In 2018, People For the American Way Foundation joined organizational allies to challenge the first draft of President Trump’s discriminatory birth control rollback, which carves out sweeping religious and moral exemptions that allow employers and universities to withhold comprehensive reproductive health care coverage. We are now challenging the final rules set to go into effect on January 14. As filed in California v. Azar:
INTEREST AND IDENTITY OF AMICI CURIAE
Amici the National Women’s Law Center, the National Latina Institute for Reproductive Health, SisterLove, Inc., the National Asian Pacific American Women’s Forum, and the 40 additional organizations listed in the Appendix, are national and regional organizations committed to obtaining racial justice, economic security, gender equity, civil rights, and reproductive justice for all, which includes ensuring that individuals who may become pregnant have access to full and equal health coverage, including contraceptive coverage without cost-sharing, as guaranteed by the Affordable Care Act (“ACA”). We submit this brief to demonstrate the irreparable harm that will result, particularly to those who face multiple and intersecting forms of discrimination, if the administration’s final rules regarding the ACA’s contraceptive coverage requirement are permitted to go into effect as scheduled on January 14, 2019.1
INTRODUCTION AND SUMMARY OF ARGUMENT
At stake in this litigation are the health and livelihoods of people in the Plaintiff States and across the United States who will suffer irreparable harm under the administration’s two final rules regarding the ACA’s contraceptive coverage requirement2—particularly Black, Latinx,3 Asian American and Pacific Islander (“AAPI”) women and other people of color, young people, people with limited resources, transgender men and gender non-conforming people, immigrants, people with limited English proficiency, survivors of sexual and interpersonal violence, and others who face multiple and intersecting forms of discrimination.
The ACA’s contraceptive coverage requirement requires employers to provide insurance coverage without cost-sharing for all FDA-approved methods of contraception for women, and related education, counseling, and services.4,5 Congress intended the Women’s Health Amendment of the ACA to reduce gender discrimination in health insurance by ensuring that it covers women’s major health needs and that women no longer pay more for health care than men, including by decreasing the cost of contraception.6 The Departments of Health and Human Services, Treasury, and Labor (the “Departments”) previously acknowledged this intent, explaining that Congress added the ACA Women’s Health Amendment because “women have unique health care needs and burdens . . . includ[ing] contraceptive services,” and that the “Departments aim to reduce these disparities by providing women broad access to preventive services, including contraceptive services.”7
The ACA contraceptive coverage requirement has furthered these aims by eliminating the out-of-pocket costs of contraception and ensuring coverage of the full range of FDA-approved contraceptives and related services for women. Today, an estimated 62.8 million women are eligible for coverage of the contraceptive method that works best for them, irrespective of cost.8 As a result, use of contraception—especially highly-effective long-acting reversible contraceptives (“LARCs”) such as intrauterine devices (“IUDs”) and contraceptive implants—has increased.9
The final rules would reverse these gains by establishing a sweeping exemption permitted by neither the text nor the legislative history of the ACA, allowing virtually any employer or university to deny insurance coverage for contraception and related services to employees, students, and their dependents. These expansive exemptions would undermine gender equality by reintroducing the very inequities that Congress meant to remedy.
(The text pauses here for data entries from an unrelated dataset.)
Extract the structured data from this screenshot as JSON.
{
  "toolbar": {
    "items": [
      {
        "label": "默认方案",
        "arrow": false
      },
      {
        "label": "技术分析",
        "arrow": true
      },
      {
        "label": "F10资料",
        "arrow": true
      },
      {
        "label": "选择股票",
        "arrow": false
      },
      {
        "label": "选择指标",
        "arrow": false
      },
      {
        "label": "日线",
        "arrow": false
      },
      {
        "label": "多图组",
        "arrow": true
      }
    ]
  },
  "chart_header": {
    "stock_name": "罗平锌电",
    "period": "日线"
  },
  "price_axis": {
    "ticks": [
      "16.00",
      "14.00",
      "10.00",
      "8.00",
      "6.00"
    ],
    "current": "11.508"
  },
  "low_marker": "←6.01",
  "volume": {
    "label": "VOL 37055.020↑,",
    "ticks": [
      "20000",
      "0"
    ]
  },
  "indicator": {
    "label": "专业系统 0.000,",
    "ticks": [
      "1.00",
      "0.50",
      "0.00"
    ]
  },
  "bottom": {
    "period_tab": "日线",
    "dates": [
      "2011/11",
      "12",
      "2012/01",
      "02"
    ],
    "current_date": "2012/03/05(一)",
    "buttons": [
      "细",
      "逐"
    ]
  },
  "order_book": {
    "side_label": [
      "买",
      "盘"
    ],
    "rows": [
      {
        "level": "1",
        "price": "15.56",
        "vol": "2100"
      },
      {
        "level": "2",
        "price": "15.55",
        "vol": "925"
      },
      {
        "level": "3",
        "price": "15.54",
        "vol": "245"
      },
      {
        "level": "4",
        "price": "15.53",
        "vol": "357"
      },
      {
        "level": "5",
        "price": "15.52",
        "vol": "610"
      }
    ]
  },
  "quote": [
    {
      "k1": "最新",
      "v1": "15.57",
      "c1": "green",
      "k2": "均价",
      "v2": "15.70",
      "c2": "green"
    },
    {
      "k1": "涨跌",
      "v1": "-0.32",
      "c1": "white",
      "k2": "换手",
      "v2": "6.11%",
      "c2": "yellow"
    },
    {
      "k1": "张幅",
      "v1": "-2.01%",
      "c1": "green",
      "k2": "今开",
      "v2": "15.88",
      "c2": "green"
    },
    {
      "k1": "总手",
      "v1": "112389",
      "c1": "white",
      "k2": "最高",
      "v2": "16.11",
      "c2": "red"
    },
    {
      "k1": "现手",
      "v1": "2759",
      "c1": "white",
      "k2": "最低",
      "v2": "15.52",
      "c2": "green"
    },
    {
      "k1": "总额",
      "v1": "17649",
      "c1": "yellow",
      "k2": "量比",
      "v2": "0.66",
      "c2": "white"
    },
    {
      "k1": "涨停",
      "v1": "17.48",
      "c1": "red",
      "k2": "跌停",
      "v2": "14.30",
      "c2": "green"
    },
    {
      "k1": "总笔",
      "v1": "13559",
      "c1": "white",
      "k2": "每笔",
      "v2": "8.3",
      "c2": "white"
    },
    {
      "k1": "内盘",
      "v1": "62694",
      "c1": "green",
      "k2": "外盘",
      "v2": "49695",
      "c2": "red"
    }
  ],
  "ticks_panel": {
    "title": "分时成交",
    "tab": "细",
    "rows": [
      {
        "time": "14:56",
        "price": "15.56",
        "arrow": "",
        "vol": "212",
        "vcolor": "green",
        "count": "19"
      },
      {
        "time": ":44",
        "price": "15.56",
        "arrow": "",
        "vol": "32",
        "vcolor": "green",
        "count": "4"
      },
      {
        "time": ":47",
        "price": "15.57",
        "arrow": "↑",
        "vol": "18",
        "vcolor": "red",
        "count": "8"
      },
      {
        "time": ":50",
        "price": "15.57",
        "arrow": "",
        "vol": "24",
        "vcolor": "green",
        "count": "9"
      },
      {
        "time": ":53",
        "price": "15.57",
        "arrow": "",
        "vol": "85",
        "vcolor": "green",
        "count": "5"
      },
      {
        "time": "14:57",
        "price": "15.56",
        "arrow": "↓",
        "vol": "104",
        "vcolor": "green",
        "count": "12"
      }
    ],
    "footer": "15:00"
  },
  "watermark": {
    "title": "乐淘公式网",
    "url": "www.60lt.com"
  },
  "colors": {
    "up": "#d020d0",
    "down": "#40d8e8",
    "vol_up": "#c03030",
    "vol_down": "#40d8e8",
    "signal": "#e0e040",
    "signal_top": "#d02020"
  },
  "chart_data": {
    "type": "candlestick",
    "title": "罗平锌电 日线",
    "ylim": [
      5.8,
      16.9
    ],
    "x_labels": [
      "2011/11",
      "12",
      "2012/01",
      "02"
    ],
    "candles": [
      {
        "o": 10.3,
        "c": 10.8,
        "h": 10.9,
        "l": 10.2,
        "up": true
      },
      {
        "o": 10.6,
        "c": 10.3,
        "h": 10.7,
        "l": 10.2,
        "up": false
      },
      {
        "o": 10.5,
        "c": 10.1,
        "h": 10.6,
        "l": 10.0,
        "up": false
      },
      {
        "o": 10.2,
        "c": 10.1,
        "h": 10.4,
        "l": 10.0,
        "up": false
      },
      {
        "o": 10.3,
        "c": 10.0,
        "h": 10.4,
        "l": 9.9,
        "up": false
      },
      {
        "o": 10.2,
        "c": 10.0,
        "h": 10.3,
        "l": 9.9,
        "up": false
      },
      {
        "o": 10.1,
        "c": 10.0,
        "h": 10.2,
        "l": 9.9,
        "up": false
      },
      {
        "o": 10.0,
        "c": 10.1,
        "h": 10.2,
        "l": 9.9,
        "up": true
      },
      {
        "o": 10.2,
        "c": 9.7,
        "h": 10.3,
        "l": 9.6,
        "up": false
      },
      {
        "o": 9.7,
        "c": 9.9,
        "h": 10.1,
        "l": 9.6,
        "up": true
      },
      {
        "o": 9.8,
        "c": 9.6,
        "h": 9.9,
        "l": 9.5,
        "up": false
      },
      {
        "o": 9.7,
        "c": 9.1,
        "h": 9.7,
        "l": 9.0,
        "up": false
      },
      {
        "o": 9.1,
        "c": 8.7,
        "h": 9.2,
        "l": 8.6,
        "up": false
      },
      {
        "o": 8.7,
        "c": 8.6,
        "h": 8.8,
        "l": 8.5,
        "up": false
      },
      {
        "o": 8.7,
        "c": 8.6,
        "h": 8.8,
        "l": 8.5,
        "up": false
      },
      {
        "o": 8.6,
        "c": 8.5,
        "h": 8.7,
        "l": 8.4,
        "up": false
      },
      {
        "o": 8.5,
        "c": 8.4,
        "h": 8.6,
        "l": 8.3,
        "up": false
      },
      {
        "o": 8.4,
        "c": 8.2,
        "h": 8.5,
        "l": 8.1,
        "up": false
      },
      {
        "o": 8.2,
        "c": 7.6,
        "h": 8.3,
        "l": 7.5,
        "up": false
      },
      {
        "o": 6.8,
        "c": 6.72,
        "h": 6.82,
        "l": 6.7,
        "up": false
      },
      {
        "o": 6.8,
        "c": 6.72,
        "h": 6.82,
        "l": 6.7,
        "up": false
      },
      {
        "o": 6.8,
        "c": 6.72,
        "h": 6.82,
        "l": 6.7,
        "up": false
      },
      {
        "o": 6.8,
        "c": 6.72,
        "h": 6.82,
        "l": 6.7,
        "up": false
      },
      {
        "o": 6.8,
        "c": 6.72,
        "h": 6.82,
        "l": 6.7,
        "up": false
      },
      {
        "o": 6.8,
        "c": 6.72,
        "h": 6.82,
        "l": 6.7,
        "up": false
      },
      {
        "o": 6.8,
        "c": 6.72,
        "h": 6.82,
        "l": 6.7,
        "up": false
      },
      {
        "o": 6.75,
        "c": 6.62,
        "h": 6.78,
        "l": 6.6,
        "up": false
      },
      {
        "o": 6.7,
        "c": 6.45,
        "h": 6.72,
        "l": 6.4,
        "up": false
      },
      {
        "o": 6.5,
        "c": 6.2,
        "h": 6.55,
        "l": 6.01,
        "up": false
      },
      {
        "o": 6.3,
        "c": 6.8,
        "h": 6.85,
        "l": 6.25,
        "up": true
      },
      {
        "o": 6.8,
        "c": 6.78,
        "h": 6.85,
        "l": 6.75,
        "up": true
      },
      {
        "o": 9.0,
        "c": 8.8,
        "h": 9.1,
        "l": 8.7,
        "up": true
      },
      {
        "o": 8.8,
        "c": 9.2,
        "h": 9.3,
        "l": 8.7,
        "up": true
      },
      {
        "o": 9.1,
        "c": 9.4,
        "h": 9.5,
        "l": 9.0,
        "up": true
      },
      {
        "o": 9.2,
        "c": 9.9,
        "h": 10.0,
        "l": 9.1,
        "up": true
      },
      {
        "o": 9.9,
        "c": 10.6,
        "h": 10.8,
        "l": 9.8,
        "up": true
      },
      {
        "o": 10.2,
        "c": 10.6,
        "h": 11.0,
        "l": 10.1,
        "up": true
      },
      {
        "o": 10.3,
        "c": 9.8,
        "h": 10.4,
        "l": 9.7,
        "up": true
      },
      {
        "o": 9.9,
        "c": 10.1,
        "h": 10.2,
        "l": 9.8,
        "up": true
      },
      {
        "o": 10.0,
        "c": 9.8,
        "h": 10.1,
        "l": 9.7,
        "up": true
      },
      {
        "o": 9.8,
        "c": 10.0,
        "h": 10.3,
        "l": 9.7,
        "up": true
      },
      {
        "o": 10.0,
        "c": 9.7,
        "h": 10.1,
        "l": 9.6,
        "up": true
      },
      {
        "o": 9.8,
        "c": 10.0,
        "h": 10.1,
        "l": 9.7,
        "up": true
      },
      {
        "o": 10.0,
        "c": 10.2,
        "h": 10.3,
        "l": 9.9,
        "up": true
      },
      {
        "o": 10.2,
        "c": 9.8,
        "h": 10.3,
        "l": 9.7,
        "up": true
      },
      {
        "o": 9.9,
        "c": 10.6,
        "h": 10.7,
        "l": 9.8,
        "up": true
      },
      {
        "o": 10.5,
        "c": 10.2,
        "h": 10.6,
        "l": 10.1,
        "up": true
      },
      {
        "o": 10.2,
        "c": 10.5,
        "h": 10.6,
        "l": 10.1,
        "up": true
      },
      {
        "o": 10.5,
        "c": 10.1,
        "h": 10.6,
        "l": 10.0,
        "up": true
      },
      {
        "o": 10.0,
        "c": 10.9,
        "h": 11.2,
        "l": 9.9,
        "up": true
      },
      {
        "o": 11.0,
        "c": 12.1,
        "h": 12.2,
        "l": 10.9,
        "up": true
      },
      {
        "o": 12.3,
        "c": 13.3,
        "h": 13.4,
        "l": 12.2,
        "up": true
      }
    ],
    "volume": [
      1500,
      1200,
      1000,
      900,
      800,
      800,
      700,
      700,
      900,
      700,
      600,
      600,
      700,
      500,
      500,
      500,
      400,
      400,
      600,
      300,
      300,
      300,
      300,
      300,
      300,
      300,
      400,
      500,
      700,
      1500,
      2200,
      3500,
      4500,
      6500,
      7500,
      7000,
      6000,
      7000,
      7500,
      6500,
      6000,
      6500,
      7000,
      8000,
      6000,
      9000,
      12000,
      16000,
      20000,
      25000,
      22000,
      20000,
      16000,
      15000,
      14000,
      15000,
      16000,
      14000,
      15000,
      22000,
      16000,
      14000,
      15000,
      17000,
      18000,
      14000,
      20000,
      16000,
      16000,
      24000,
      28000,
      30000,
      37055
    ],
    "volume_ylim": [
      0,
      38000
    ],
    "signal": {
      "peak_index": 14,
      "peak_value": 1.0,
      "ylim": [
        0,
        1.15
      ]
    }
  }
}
This brief first establishes that the Departments dramatically understate the harm the final rules will cause if allowed to take effect, both in terms of impact on people with limited means and the sheer number of people affected. Second, the brief provides data showing that the rules will make contraception cost-prohibitive and will create other non-financial barriers to contraception for many who lose coverage. Third, the brief discusses the multiple ways the rules will irreparably harm those who lose contraceptive coverage. The rules will: (1) jeopardize health by increasing unintended pregnancies and aggravating medical conditions managed by contraception; (2) undermine individuals’ autonomy and control over their lives; and (3) threaten individuals’ economic security. As highlighted throughout this brief, the rules will particularly harm people of color and others who already face systemic discrimination in the Plaintiff States and nationwide.
Because the final rules, if implemented, would result in nationwide, irreparable harm absent preliminary relief, Amici urge the Court to grant Plaintiffs’ requested injunctive relief.